BRIAN CHEUNG: And lastly, President Rosengren your colleagues have been speaking a lot about the racial and wealth inequality here in the United States. I’m wondering from where you sit at the Boston Fed, how can the Federal Reserve play a role in that? As we know, you had you held a conference actually on inequality last year, and one of conclusion was that monetary policy is a blunt instrument, you can’t really target specific geographies or demographics. But how can monetary policy play into some of those trends that we’ve seen as headlines have really pointed us to in the past few weeks?
ERIC ROSENGREN: So one of the biggest shocks that could occur to an individual is a long period of unemployment. Not only is it devastating personally, but frequently to the family, up to the personal health of the individual. But it also wipes out whatever wealth that they’ve accumulated as they have to draw down their assets. So I think one of the things that the Federal Reserve can do and is doing right now is trying to get labor markets to recover as quickly as possible so those people become employed as quickly as possible.

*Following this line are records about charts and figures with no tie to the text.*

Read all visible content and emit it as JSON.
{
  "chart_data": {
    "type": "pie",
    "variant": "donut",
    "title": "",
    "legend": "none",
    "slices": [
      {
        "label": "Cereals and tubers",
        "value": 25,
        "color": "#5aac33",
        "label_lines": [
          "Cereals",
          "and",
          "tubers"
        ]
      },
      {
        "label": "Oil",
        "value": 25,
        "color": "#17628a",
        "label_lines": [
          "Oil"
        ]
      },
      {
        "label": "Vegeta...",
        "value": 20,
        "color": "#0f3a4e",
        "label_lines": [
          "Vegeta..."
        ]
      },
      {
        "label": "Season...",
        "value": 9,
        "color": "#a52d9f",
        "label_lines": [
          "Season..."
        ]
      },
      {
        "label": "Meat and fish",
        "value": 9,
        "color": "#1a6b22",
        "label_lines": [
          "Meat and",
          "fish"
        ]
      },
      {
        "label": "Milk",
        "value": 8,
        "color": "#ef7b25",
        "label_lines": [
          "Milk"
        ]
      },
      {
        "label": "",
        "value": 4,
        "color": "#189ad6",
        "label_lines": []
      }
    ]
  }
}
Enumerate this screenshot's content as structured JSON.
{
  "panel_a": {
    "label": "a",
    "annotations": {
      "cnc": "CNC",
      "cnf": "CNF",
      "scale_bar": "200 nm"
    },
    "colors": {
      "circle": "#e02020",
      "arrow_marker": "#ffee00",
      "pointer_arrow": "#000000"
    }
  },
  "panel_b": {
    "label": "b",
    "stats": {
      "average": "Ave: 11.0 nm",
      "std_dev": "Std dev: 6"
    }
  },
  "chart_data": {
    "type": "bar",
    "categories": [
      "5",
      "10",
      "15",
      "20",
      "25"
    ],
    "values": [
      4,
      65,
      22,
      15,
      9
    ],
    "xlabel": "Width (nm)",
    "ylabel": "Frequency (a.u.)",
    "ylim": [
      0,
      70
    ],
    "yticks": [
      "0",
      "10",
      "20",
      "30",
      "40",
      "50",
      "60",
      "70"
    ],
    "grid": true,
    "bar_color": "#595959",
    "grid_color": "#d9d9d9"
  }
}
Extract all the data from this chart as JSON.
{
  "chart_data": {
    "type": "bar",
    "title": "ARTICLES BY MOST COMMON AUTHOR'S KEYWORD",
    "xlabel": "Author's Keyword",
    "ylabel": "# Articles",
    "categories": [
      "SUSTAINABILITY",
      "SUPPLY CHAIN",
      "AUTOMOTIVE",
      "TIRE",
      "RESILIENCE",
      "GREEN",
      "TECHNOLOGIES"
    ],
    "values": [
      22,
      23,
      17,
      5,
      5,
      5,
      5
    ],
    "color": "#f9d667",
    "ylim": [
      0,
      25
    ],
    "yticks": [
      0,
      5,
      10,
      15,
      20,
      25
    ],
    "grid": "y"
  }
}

But I would also say that I think we’re well aware that there are racial inequities in our society that have only been made worse by the pandemic. And I think there are things that we can do. We have a “Working Cities” project at the Boston Fed that’s looking at post-industrial cities and how we can make them recover more quickly. There are other projects that are done by the Fed. So it’s not just monetary policy, and some of the other activities the Federal Reserve does that can also help deal with some of those social inequality issues that we’re facing as a society.
BRIAN CHEUNG: All right, much to chew on there again. Federal Reserve Bank of Boston President Eric Rosengren thanks so much for stopping by our show today.
ERIC ROSENGREN: Thank you for having me.